Once again, Artificial Intelligence (AI) appears at the center of criticism, in this case by GitHub users. There, the spotlight is on Microsoft for training an AI tool with its code. Apparently, “Copilot” was trained using billions of lines of open source code found on different sites, and one of them is GitHub. Because of this situation, open source coders are considering a class action lawsuit against the firm for training the AI tool.

A website has been generated to spearhead research on the company. Matthew Butterick, a programmer and attorney, is assembling a class action litigation team. With it, it is hoped that a lawsuit can be filed against the tool in question, called GitHub Copilot. Many have been suspicious of Microsoft, following the launch of Copilot, after it bought the collaborative coding platform in 2018.

GitHub and a whole conflict ahead

The tool was introduced as an extension to Microsoft’s Visual Studio coding environment. It uses prediction algorithms to auto-complete lines of code. For this purpose, the AI model called Codex has been used. It has been created and trained by OpenAI, using data extracted from the code repository on the open web.

Microsoft stated that the tool was “trained on tens of millions of public repositories” of code, including GitHub.

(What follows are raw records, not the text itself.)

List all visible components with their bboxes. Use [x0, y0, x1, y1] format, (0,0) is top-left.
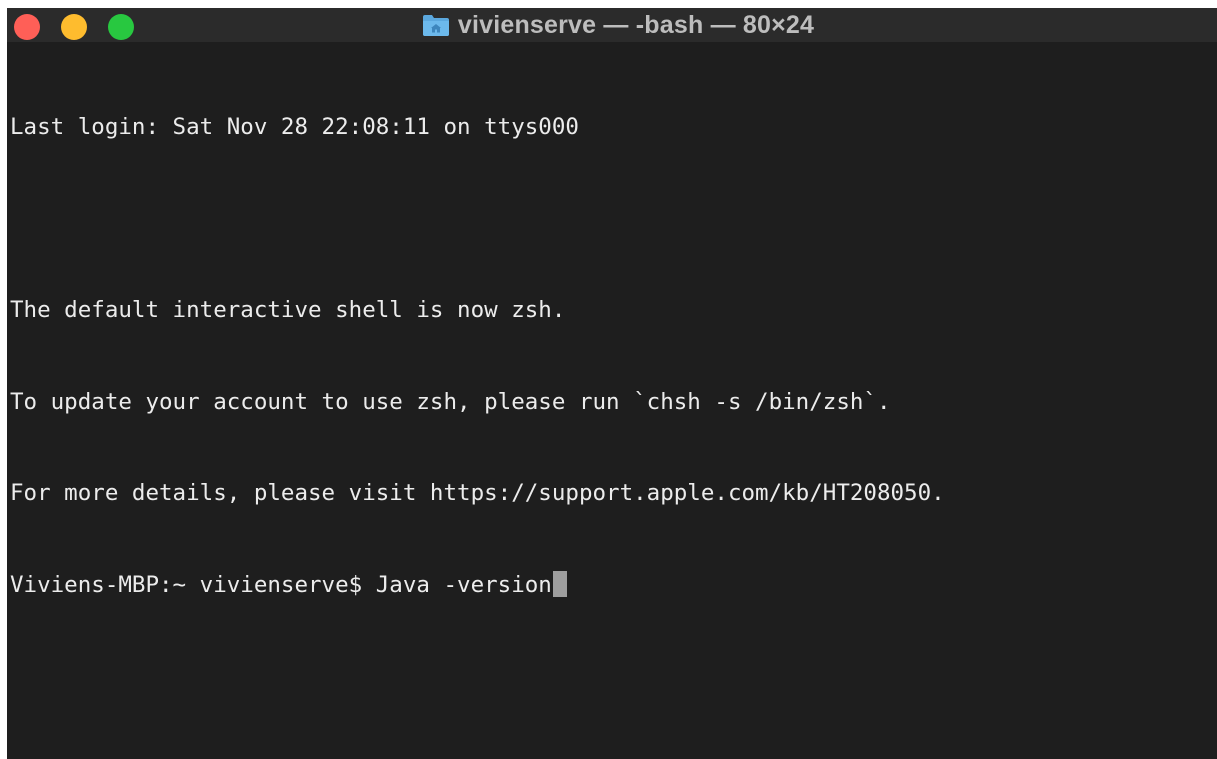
- terminal-line-more-details: For more details, please visit https://s…: [10, 480, 945, 506]
- terminal-line-last-login: Last login: Sat Nov 28 22:08:11 on ttys0…: [10, 114, 579, 140]
- home-folder-icon: [422, 13, 450, 37]
- terminal-line-update-account: To update your account to use zsh, pleas…: [10, 388, 891, 415]
- terminal-window: vivienserve — -bash — 80×24 Last login: …: [7, 8, 1217, 759]
- terminal-prompt-line[interactable]: Viviens-MBP:~ vivienserve$ Java -version: [10, 570, 1217, 601]
- shell-prompt: Viviens-MBP:~ vivienserve$: [10, 571, 376, 598]
- window-title-group: vivienserve — -bash — 80×24: [7, 8, 1217, 42]
- window-title: vivienserve — -bash — 80×24: [457, 10, 815, 39]
- terminal-line-default-shell: The default interactive shell is now zsh…: [10, 297, 566, 323]
- terminal-output-area[interactable]: Last login: Sat Nov 28 22:08:11 on ttys0…: [7, 42, 1217, 759]
- command-input[interactable]: Java -version: [376, 572, 552, 598]
- title-bar[interactable]: vivienserve — -bash — 80×24: [7, 8, 1217, 42]
- text-cursor: [552, 570, 567, 597]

The company believes we are in an “instance of transformative fair use.” At this point, obviously, there are several open source coders who disagree with this relationship.

Butterick expressed on his website that:

“Like Neo plugged into the Matrix, or a cow on a farm, Copilot wants to make us nothing more than producers of a resource to mine.”

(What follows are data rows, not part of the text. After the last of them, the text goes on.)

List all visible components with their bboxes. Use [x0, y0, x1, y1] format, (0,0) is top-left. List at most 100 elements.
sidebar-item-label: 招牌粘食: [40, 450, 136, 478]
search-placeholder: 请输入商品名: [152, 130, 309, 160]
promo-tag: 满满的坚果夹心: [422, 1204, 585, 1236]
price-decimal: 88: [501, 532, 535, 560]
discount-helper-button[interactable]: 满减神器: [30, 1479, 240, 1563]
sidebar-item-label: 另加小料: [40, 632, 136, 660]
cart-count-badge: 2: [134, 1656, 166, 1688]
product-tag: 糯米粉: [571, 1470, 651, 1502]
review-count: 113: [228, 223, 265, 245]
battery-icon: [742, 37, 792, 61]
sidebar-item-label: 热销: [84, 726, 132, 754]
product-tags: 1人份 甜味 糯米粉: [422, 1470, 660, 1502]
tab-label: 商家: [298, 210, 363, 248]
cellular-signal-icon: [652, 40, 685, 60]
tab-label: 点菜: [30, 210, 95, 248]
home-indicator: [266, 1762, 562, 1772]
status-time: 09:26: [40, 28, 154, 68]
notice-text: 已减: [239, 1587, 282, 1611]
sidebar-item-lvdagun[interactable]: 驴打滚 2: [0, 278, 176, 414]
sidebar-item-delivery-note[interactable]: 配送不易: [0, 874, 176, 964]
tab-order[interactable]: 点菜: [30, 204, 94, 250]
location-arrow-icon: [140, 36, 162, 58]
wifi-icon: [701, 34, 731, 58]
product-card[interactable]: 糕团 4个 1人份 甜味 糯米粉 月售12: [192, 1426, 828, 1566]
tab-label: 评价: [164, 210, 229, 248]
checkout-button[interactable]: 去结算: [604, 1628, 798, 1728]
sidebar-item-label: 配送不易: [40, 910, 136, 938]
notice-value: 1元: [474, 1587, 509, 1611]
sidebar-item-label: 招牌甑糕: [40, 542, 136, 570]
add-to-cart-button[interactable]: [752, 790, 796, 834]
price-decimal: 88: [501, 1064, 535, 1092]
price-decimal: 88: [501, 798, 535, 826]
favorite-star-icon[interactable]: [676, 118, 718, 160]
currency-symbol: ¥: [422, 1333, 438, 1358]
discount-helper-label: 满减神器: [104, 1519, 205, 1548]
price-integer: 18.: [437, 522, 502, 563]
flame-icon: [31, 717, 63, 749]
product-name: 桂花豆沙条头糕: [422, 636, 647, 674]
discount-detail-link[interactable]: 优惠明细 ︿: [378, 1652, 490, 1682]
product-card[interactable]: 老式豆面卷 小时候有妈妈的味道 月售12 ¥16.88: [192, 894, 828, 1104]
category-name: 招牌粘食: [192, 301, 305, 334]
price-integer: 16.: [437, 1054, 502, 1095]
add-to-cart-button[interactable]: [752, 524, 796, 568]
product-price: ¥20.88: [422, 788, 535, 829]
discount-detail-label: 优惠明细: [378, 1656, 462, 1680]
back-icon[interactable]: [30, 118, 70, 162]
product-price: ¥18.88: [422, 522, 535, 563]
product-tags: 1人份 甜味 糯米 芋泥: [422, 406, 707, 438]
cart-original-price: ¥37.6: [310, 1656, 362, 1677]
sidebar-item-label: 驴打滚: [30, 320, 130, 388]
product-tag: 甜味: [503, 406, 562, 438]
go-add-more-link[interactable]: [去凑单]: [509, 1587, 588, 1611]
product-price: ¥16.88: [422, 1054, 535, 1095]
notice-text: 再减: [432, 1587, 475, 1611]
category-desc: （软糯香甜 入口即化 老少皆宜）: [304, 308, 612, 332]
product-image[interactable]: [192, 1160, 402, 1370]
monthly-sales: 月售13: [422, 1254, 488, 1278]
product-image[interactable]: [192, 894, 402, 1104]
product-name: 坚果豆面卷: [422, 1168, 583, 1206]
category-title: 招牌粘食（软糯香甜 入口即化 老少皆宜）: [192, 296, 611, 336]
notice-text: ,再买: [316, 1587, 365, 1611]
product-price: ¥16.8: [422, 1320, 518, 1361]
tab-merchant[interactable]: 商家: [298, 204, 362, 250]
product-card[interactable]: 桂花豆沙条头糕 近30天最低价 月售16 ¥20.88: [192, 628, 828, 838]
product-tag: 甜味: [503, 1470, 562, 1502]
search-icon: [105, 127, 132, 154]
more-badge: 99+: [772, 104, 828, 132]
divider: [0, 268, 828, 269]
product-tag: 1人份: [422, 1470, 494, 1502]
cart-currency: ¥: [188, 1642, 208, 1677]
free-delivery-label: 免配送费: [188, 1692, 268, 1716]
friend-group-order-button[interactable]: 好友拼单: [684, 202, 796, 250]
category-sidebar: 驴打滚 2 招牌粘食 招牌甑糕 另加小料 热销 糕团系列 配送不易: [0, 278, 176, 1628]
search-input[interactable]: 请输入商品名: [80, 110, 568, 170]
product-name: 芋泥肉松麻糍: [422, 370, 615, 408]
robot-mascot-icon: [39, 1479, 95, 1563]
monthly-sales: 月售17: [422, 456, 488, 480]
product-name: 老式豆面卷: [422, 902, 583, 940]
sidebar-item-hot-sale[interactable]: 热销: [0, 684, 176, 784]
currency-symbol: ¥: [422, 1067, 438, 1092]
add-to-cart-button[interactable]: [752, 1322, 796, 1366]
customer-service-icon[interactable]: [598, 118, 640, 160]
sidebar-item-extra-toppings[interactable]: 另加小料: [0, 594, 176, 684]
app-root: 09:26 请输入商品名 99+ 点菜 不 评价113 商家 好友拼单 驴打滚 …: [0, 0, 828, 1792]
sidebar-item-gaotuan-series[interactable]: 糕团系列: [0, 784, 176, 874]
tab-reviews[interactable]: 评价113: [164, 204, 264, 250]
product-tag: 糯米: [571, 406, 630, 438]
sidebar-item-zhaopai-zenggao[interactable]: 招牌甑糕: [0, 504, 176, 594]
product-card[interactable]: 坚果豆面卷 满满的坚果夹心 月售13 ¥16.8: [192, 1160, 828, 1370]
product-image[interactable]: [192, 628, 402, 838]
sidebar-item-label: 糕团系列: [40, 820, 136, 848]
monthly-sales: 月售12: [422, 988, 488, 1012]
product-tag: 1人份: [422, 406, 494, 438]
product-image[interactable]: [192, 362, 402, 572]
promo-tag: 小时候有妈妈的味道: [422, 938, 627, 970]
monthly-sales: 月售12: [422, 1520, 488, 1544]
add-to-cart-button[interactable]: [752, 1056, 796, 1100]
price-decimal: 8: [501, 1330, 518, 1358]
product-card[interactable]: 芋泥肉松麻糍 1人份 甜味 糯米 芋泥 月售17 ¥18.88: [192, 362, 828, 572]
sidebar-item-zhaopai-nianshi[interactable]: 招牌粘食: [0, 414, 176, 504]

The programmer and lawyer continued to expand on his vision by commenting that “even cows get food and shelter out of the deal. Copilot brings nothing to our individual projects. And nothing to open up the code widely.”

The views of other programmers

Increasingly, programmers have noticed that Copilot seems to copy their code in the resulting outputs. From Twitter, open source users have spoken out by leaving documentation of software examples. In them, you can see the lines of code that are surprisingly similar to those that can be seen in their own repositories.

GitHub was to issue a statement on the matter, stating that training data taken from public repositories “are not intended to be included verbatim in Codex results”. The analysis report shared by the platform stated that “the vast majority of the results (>99%) do not match the training data”.

For its part, Microsoft has placed the legal responsibility on the end user to ensure that the code Copilot sends does not violate any intellectual property laws. Butterick understands that this whole situation is a smokescreen and that GitHub Copilot, in practice, is a self-serving interface that hijacks your experience without offering anything in return.